March 2024

Back to Issue 15

Text Messages from the Universe

By Richard James Allen

Flying Island Books (2023)

Reviewed by Jane Frank, StylusLit.

Australian poet, dancer, actor and filmmaker, Richard James Allen’s most recent work transports the reader through a disorienting and disturbing but also fascinating afterlife encounter.

This is Allen’s 13th book and like previous collections such as The short story of you and I (UWA, 2019) which examined liminal states between being awake and asleep and between love and death, this work examines the nature of existence and non-existence and the transitional phase between.

The realm of the afterlife has fascinated poets throughout history, compelling them to explore the mysteries beyond mortal existence — Homer, Virgil, Dante, Dickinson and Poe are some that have asked these questions – and I note that Allen dedicates the book ‘for my Virgils’ — but his work particularly reflects a lifelong interest and engagement with Buddhist and Yogic philosophies.

The questions Allen asks throughout are both metaphysical and rhetorical:

            What do you know about evolution? [5]

            Where do you go when you are lost inside your mind? [16]

            Is there ever an end to the searching? [84]

Inspired by The Tibetan Book of the Dead, Allen uses Western vernacular to recreate the dislocated state that guides souls on their 49-day transmigration through ‘The Bardo’ — the state between dying and rebirth. The fundamental message in that classic of medieval Buddhist literature is that all beings are sublime and perfect, and thus, can become enlightened.

A ‘Bardo’ is a mind state rather than a particular place, ‘bar’ translating as a movement or flow state and ‘do’ translating as an island in a waterway or a stepping stone — a point of stillness in a steam of movement. Allen’s book succeeds in delivering the idea of the immediacy of the ‘now’ – moment by moment – delivering us an understanding of our true nature as we move between states.

Using a two part structure — Part One – An Introduction to Dying / An Odd Way to be Born and Part Two – The Book of Bad Dreams — Allen takes a colloquial approach to reimagining what someone dead can see, hear and think, using fragmented imagery that manipulates space and time to make the unlikely seem possible:

            What if there is no grand conspiracy? What if there is no one to blame? No

            secret society trying to take over the banking system and the government and

            the armed forces and the secret service and the biotech companies and the

            information superskyway? What if no one is trying to kill you?


           What if there are no angels and no demons, no devil and no god, just an infinite

           number of instances of energy slippage and displacement, shimmies and slides in

           the space-time uncertainty. [70]


There is an intriguing sense of play about this work — humour and irony in places too — that prompts the reader to challenge, consider and reflect on the nature of birth and death:

            The truth is that nobody ever fully recovers from the accidents that befall them,

             starting with being born.


           How long can you stand not knowing who you are or what to do next?
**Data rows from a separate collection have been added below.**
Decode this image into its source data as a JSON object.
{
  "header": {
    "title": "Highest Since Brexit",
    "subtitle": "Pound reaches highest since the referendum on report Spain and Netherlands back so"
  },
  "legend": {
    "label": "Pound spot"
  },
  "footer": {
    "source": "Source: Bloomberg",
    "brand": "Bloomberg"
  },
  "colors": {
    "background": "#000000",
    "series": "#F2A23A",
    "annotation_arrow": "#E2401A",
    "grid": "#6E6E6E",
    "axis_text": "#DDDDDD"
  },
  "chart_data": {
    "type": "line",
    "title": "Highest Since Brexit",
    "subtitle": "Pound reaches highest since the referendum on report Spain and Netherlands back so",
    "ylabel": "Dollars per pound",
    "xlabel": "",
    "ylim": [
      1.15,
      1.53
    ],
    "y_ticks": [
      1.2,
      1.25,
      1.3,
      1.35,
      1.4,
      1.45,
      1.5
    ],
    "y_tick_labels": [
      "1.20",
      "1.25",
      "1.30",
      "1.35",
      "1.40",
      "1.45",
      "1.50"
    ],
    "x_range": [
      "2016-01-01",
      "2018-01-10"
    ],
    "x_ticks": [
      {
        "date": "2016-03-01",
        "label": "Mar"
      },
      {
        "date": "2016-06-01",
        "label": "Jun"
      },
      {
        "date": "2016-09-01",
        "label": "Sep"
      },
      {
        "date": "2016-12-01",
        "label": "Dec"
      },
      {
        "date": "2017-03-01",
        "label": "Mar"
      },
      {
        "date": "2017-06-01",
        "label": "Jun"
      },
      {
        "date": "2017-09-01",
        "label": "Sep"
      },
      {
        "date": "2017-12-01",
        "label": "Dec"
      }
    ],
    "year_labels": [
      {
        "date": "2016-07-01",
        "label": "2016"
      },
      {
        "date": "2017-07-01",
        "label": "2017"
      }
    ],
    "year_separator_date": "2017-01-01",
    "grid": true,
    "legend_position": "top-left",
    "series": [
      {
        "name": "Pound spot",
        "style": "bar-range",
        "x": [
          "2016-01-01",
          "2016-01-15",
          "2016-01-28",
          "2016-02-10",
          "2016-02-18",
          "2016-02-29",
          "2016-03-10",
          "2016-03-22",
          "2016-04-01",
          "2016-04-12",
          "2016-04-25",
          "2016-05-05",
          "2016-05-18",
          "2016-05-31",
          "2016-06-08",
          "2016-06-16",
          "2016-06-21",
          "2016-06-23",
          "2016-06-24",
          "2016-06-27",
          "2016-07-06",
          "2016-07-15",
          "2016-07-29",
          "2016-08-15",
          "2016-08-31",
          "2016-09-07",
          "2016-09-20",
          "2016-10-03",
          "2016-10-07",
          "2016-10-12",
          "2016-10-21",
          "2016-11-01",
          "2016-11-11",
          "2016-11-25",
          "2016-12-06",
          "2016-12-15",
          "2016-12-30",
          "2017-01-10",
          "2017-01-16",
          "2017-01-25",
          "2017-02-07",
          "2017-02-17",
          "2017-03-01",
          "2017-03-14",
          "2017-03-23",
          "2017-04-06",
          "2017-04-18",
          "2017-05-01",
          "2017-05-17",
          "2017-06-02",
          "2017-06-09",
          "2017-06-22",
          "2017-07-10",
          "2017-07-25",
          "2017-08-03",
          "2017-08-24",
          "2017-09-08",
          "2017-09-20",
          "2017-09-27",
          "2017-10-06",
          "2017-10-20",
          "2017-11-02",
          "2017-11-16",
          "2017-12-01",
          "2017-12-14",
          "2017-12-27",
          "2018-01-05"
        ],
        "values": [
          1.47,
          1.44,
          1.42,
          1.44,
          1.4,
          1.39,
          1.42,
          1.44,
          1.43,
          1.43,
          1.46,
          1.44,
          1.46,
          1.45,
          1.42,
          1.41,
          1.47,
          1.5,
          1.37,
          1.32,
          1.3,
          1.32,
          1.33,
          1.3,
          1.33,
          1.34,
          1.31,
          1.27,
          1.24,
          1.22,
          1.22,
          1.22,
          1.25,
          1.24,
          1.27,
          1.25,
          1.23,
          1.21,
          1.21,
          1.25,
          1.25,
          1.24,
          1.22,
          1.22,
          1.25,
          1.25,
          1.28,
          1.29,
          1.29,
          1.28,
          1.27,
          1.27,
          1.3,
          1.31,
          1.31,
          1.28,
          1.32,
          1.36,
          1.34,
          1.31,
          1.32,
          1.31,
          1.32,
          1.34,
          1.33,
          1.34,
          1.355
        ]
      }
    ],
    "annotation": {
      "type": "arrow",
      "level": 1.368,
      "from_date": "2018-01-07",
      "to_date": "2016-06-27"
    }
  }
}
Can you

           bear to be still long enough to find out? [84]


           Is this the backdoor to the sky? [90]


There are no line breaks in Allen’s work but instead, the poetic challenge of encouraging the reader to imagine and find new insights about the experience of departing an earthly existence.

The use of second person throughout is a technique that creates a sense of immediacy between Allen and his reader — convincing in his invitation to them to join him on the journey:


            You are part of a story you tell yourself when you wake up in the morning,

            the story of this is who you are and this is the world you inhabit …


            It is a very convenient story, the oldest story in the book — the comforting,

            consoling story of cause and effect.


Text Messages from the Universe is a colourful pocket-sized book with glossy pages including dance photographs taken from Allen’s film of the same name produced by The Physical TV Company that won six awards including best Screenwriter of the Year Award at the Mumbai International Film Awards. This fluidity between creative forms adds to the multisensory experience of reading the book, cinematically blending poetry and dance.

 As readers, we glide into the poet’s dreamscapes and witness the haunting middle distance of Allen’s imagination.